Summary

Focus on tropical meteorology concepts… extrapolation from mid-latitude

experience not necessarily direct…

Fundamental differences between extratropical and low-latitude weather and climate.

Lack of strong temperature contrasts and daily temperature changes

No ice or snow except at high altitudes

Synoptic changes small compared with diurnal changes

Convective storms much more common at low latitudes

Small atmospheric variations can produce large rainfall responses

Local effects tend to be larger in tropics over land areas

Most developing countries lie in the tropics or subtropics – this is simply true because most countries worldwide, by the Earth’s geography, are in this region and, with relatively few countries lying primarily in higher latitudes, especially outside of Europe. Thus it is not realistic to expect that all experiences of met services in Europe, Japan or the US will be adaptable to tropical developing countries. But why exactly isn’t this the case and why is it very important?

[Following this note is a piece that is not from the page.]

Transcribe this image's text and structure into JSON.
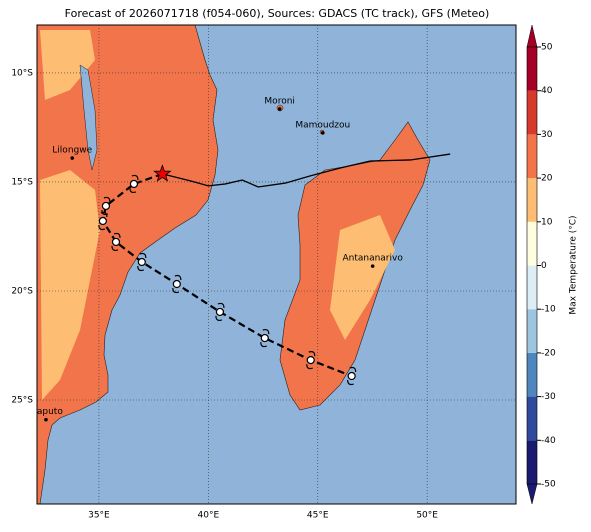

With the exception of some tropical countries with high altitude terrain (Andes in South America or small parts of South Asia and east Africa) there is little snow or ice at any time of the year. Thus measurements systems do not need to account for freezing conditions. Then, the synoptic changes from one day to the next can be quite small – at least in temperature, humidity and surface pressure. The diurnal changes tend to be larger than the synoptic changes. This is evident by comparing surface pressures from meteorological buoys at higher and lower latitudes (Fig. xx). The changes associated with synoptic-scale weather systems are dominant at the middle-latitude buoys, while the diurnal and semidiurnal changes dominate in near-equatorial locations.

Moist convective storms are much more common in the tropics than in higher latitudes, though they can also occur there. Since widespread stratiform rain events are less common in the tropics, the measurement of rainfall tends to be more challenging, since it is more likely to be associated with convective-scale storms. (FIG) The higher amounts of atmospheric water vapor in the tropical atmosphere means that more rainfall is usually produced by locally-generated breezes (such as the sea breeze) than at higher latitudes. The weaker synoptic scale forcing and stronger forcing by circulations driven by the diurnal cycle of solar heating leads to a more challenging situation with regards to forecasting rainfall, since it tends to be much more locally controlled. Departures for the “average” climatological conditions are then important, since these control the strength of the local circulations. This leads to difficult observational challenges. (need Fig’s?)

A quick assessment of the adoption of inappropriate higher-latitude procedures can be carried out when visiting any forecast office in the tropics. If surface pressure analyses are being produced then it is an indication that forecasters have been trained at higher latitudes or have adopted techniques commonly used for producing analyses for the middle latitudes. More will be said about why this is not particularly effective later in section (xxx).